The selector.matchLabels must match the labels on your Service (not your Deployment). The release: prometheus label (or whatever your Prometheus Operator uses for serviceMonitorSelector) must be present or the ServiceMonitor will be silently ignored.

Labels and Cardinality#

Labels add dimensions to metrics. http_requests_total{method="GET", endpoint="/api/users", status_code="200"} is a specific time series. Each unique combination of label values creates a new series.

Keep cardinality low. Good label values are bounded and predictable: HTTP methods (GET, POST, PUT, DELETE), status code classes (2xx, 3xx, 4xx, 5xx), environment names, service names. Bad label values are unbounded: user IDs, request IDs, email addresses, full URL paths with dynamic segments, IP addresses.

A metric with 5 labels, each with 100 unique values, creates a theoretical maximum of 10 billion series. In practice not all combinations occur, but even a fraction of that will overwhelm Prometheus.
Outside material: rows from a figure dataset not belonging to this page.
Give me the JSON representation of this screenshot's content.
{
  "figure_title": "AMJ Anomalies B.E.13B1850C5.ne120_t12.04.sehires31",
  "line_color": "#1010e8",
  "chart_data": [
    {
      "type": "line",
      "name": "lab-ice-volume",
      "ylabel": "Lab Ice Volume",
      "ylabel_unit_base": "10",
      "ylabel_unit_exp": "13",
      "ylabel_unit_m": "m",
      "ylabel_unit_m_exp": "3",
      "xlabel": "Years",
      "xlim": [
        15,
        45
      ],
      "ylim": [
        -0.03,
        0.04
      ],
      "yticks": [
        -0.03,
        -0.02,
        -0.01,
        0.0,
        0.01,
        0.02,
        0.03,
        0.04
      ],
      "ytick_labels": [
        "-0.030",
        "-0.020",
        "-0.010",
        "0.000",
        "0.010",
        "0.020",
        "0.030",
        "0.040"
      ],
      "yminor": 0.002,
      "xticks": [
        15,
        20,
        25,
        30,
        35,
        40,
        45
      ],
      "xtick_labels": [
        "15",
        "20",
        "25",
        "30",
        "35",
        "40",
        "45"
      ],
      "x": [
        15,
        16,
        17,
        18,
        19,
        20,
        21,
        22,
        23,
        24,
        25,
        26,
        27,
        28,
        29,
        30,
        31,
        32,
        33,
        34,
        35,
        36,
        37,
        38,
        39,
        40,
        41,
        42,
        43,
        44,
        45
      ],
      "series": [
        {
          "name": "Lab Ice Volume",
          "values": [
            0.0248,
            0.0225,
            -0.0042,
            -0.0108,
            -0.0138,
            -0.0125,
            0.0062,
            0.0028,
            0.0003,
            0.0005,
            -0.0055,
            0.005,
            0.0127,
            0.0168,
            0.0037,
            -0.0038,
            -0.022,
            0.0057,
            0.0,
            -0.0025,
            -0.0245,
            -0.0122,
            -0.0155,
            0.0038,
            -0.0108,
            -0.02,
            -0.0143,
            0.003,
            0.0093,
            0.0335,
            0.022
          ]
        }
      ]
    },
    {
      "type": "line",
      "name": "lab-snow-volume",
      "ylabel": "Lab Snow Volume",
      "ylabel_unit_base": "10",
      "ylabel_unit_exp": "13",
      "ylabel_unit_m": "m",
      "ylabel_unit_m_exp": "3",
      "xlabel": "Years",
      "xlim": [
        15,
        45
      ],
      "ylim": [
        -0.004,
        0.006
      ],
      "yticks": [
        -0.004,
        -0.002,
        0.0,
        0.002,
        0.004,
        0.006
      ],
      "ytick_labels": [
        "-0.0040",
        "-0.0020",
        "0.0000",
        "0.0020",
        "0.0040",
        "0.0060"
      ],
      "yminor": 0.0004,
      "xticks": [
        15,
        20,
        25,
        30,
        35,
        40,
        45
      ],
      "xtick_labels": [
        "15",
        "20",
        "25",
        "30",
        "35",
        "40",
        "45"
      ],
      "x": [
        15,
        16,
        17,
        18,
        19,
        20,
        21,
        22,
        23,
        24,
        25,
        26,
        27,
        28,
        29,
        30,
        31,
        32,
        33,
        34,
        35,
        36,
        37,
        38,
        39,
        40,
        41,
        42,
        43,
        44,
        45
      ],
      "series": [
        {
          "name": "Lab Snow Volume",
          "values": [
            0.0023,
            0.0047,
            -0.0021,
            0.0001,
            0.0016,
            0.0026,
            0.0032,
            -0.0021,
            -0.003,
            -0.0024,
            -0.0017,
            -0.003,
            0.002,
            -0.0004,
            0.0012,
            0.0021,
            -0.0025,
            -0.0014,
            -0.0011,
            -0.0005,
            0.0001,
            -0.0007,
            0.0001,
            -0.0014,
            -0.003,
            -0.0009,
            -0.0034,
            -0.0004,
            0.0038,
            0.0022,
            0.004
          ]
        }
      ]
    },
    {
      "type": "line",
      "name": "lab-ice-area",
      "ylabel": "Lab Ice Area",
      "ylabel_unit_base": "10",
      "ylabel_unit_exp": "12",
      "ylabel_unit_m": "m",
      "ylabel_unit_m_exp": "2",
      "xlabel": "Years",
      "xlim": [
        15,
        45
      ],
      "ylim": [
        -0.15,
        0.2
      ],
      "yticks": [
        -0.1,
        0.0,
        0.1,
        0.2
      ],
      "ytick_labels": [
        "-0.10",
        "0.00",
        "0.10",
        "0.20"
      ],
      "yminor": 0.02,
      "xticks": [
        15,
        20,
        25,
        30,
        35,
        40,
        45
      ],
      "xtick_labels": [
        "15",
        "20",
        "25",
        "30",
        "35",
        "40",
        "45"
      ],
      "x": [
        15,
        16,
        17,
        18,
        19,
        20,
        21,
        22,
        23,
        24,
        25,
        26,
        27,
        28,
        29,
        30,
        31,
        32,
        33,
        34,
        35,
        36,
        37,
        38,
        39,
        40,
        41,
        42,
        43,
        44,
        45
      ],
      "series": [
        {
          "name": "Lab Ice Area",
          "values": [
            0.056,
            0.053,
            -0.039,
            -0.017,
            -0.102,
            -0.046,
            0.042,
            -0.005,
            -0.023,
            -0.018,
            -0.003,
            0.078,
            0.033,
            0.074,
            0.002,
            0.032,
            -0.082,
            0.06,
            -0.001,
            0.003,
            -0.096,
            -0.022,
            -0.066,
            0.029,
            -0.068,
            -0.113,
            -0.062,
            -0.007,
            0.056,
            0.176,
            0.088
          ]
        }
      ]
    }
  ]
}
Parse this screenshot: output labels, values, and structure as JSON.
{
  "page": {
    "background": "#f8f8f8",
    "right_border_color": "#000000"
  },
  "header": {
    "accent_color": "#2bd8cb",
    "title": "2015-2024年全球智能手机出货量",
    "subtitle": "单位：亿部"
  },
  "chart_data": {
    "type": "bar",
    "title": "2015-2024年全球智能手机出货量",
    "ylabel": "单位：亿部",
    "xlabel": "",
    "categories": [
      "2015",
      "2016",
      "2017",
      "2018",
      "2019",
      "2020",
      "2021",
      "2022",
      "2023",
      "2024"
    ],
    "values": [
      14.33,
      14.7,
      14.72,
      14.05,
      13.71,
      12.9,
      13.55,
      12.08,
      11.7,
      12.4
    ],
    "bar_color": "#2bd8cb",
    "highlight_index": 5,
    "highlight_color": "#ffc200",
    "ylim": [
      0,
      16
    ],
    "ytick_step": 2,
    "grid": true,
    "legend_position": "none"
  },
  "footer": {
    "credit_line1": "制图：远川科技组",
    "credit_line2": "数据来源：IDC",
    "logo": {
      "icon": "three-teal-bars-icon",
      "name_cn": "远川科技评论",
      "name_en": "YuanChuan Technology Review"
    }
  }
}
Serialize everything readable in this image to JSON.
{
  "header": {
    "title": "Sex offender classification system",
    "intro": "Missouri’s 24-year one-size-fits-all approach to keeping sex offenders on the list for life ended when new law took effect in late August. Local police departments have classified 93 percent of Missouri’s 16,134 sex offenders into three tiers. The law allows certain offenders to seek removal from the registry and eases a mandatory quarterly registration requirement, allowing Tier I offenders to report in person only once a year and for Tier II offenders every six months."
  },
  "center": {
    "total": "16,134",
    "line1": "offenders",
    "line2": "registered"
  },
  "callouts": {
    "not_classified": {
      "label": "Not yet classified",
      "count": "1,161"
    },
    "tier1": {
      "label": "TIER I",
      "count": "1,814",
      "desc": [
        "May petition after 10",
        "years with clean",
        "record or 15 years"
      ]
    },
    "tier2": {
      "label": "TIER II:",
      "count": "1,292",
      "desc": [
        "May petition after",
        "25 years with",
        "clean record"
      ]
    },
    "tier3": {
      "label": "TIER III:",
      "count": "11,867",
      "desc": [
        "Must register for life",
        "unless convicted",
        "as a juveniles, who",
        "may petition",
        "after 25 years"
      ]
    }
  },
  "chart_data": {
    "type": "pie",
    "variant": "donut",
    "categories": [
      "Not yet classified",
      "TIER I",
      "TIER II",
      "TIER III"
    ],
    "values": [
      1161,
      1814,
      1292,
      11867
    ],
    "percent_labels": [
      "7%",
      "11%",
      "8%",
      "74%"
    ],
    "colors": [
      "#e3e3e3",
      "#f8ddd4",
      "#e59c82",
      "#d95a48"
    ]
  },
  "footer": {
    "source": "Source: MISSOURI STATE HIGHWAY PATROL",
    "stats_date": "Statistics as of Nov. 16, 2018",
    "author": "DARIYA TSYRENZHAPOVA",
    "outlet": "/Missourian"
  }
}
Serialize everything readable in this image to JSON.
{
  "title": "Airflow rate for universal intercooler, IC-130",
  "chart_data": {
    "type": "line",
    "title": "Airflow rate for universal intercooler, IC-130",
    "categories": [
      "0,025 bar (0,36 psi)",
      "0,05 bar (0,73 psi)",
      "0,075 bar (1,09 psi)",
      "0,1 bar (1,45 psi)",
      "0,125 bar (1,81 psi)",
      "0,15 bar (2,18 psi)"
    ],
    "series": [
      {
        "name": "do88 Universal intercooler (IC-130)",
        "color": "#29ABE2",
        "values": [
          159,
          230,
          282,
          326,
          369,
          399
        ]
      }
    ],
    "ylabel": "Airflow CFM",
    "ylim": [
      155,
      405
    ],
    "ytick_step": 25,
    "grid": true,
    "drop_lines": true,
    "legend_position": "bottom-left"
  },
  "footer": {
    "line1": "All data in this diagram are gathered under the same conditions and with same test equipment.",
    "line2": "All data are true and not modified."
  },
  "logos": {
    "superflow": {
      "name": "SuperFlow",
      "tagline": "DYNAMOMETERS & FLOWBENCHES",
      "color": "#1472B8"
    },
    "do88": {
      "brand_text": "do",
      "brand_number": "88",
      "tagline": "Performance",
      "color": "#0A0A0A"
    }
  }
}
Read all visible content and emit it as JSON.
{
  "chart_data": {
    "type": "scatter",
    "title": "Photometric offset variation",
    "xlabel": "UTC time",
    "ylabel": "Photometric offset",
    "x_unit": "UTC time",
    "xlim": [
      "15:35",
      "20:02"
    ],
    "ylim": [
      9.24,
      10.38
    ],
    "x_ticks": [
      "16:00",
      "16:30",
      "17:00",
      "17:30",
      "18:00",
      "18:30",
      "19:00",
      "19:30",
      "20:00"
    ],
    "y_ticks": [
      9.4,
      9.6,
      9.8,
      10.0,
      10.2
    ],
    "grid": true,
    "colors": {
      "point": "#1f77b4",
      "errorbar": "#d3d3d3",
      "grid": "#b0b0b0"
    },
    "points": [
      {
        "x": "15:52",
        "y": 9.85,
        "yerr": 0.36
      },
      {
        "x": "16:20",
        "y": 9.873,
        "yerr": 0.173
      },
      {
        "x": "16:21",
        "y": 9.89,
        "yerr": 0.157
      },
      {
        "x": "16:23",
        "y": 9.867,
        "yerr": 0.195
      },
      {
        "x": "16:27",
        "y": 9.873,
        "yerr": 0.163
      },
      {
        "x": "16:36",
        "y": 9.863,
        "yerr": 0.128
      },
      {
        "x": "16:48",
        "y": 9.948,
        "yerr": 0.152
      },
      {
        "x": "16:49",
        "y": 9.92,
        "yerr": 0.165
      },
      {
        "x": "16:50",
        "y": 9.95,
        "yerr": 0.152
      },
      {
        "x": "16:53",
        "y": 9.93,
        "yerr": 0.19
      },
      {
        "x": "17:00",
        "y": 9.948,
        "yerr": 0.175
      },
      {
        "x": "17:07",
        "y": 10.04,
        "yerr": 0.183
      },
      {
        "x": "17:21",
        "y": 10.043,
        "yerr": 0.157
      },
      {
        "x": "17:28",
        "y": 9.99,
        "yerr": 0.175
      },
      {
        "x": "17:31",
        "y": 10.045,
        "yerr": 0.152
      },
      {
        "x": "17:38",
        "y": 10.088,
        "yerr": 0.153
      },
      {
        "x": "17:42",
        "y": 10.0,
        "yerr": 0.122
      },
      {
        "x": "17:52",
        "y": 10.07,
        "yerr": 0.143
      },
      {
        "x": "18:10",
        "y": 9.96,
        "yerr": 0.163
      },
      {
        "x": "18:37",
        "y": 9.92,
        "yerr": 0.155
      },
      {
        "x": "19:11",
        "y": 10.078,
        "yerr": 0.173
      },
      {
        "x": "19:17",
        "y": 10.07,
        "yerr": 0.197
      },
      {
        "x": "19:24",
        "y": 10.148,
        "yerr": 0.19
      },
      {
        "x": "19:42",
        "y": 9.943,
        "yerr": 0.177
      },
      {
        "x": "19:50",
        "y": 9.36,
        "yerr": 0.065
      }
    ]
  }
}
Business Metrics Examples#

Custom exporters are most valuable when they expose business-level metrics alongside technical metrics:

myapp_orders_processed_total (Counter, labels: payment_method, region) – order volume
myapp_cart_value_dollars (Histogram, buckets: 10, 25, 50, 100, 250, 500, 1000) – cart value distribution
myapp_active_users (Gauge) – current active user sessions
myapp_payment_processing_seconds (Histogram) – payment gateway latency
myapp_signup_total (Counter, labels: source, plan_type) – user acquisition tracking
myapp_queue_depth (Gauge, labels: queue_name) – background job queue sizes

Displaying business and technical metrics side by side in Grafana dashboards is powerful. When orders_processed_total drops while http_requests_total stays constant, the problem is in business logic, not infrastructure. When both drop simultaneously, look at the infrastructure layer.

Common Gotchas#

High-cardinality labels are the most frequent mistake in custom exporters. A label with user IDs generates one series per user per metric. With 100,000 users and 10 metrics, that is 1 million series from one application. Prometheus memory usage scales linearly with series count. Never use unbounded values as labels.

Using a Gauge for something that should be a Counter causes incorrect rate calculations. If a value only increases (total requests, total errors), use a Counter. Prometheus can calculate rate() and increase() from a Counter, and handles counter resets correctly. A Gauge that only increases looks similar but loses reset detection.

Summary quantiles cannot be aggregated across instances. If you have three instances each reporting p99 = 200ms, the aggregate p99 is not the average of those values. Use Histogram instead – histogram_quantile() aggregates correctly across instances because it works on raw bucket counts.